The rollout source of truth is the SDK validator:
pnpm validate:ambiguity-rollout
pnpm validate:clarification-live remains as a compatibility alias. The current rollout-gated anchors are:
  • World Cup clarificationPolicy="return" -> clarification_required
  • World Cup clarificationPolicy="auto" -> answer with explicit assumption metadata
  • Bybit clarificationPolicy="return" -> capability_miss
The validator emits gate metrics for:
  • ambiguityRecall
  • capabilityMissRecall
  • answerHoldRate
  • silentAnswerRate
  • fallbackRate
  • judgeDisagreementRate
  • observed rollout stages
As of the latest green localhost validation rerun on 2026-03-20T19:13:23Z, the required gate cases are all passing on http://localhost:3000 with pinned Polymarket:
  • ambiguityRecall: 1
  • capabilityMissRecall: 1
  • answerHoldRate: 1
  • silentAnswerRate: 0
  • fallbackRate: 0
  • judgeDisagreementRate: 0
  • gates.passed: true
The extra precise-market prompt is still tracked as coverage-only telemetry. It currently over-clarifies, but it is not part of the rollout gate.

Current Caveats

Metadata quality still matters, but should not define correctness

Clarification quality still improves when method metadata is explicit and truthful. In particular, query-safe filtering is only as good as the method surface signals:
  • _meta.surface
  • _meta.queryEligible
  • _meta.latencyClass
If tools omit or under-specify those fields, some methods may default to appearing more query-safe than they really are. In practice that can cause:
  • too many candidate methods entering clarification
  • execute-style methods surfacing in query-mode ambiguity handling
  • unsupported requests downgrading from capability_miss into low-quality clarification choices
But the permissionless ambiguity architecture is designed so contributor metadata is additive, not the correctness boundary. So there are two separate questions during debugging:
  1. Did the lane provide clarification with enough evidence?
  2. Was that evidence itself clean and query-safe?
The first question is about lane semantics (fast vs deep). The second is about method metadata quality and read-only filtering.

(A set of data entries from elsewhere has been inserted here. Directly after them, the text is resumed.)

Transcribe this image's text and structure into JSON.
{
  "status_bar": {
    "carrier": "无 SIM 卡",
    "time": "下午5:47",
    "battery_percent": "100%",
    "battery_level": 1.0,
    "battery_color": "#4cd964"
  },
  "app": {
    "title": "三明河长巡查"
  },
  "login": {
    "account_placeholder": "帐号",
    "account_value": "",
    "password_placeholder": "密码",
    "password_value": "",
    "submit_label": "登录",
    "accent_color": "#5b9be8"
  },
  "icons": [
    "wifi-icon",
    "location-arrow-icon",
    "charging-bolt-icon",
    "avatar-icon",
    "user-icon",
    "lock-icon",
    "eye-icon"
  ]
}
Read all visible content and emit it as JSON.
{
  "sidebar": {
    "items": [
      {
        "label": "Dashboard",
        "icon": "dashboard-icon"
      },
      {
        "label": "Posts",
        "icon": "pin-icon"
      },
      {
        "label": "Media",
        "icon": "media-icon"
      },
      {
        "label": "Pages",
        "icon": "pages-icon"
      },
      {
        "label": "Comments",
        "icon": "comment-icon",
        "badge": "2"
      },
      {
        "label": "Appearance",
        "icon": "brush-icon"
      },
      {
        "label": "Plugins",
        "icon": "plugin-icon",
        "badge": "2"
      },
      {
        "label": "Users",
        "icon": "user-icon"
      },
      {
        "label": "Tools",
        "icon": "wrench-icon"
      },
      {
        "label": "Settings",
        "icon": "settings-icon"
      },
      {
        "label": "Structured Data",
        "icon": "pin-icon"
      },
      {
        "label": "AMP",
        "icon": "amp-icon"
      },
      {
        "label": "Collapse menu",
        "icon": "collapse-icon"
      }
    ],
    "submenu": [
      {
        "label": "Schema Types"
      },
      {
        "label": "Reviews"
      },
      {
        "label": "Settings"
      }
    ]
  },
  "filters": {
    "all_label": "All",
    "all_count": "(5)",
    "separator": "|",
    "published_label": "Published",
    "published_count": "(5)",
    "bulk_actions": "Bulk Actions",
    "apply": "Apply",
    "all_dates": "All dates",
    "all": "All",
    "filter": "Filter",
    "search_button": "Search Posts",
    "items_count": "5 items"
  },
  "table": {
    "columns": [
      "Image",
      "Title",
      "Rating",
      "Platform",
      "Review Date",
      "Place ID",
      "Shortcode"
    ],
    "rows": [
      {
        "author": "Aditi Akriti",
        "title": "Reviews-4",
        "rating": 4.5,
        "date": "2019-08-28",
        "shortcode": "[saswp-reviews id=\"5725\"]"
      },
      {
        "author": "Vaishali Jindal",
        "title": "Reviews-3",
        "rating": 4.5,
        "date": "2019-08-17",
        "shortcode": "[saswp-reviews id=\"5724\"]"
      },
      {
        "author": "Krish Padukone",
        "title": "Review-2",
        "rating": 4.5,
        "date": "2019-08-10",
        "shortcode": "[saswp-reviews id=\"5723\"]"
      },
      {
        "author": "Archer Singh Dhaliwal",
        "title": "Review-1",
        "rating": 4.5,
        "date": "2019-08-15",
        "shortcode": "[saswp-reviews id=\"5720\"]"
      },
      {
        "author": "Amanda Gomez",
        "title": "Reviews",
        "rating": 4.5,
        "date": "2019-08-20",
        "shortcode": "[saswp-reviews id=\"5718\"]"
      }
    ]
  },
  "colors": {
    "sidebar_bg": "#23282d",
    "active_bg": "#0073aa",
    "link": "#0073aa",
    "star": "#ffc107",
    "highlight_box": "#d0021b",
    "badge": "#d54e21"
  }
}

Multi-family live proof is still narrower than deterministic eval coverage

The rollout validator currently pins Polymarket for the live localhost proof. Broader multi-family coverage exists in deterministic eval/test coverage rather than in one end-to-end localhost run.

The World Cup clarification path is still slow

The anchor prompt is now correct, but it remains expensive on localhost. Expect repeated pre-promotion proof runs to be accurate but slow.

Practical Rules of Thumb

  • If a live deep request shows prePlanProbeStatus: "skipped" with no shortlist, that is a lane-contract bug.
  • If deep shows a healthy shortlist but clarification still looks wrong, inspect the ambiguity pool and then inspect method metadata/query-safe filtering.
  • If a request should clearly fail but instead asks a weird clarification question, check whether execute-style or weakly described methods leaked into the candidate pool.
  • If a request answers directly when you expected ambiguity, inspect viableCandidateCount, decisionReasonCode, and judgeOutcomeType first.
  • If the judge says answer but the final outcome still clarifies or capability-misses, inspect validatorReason and fallbackReason.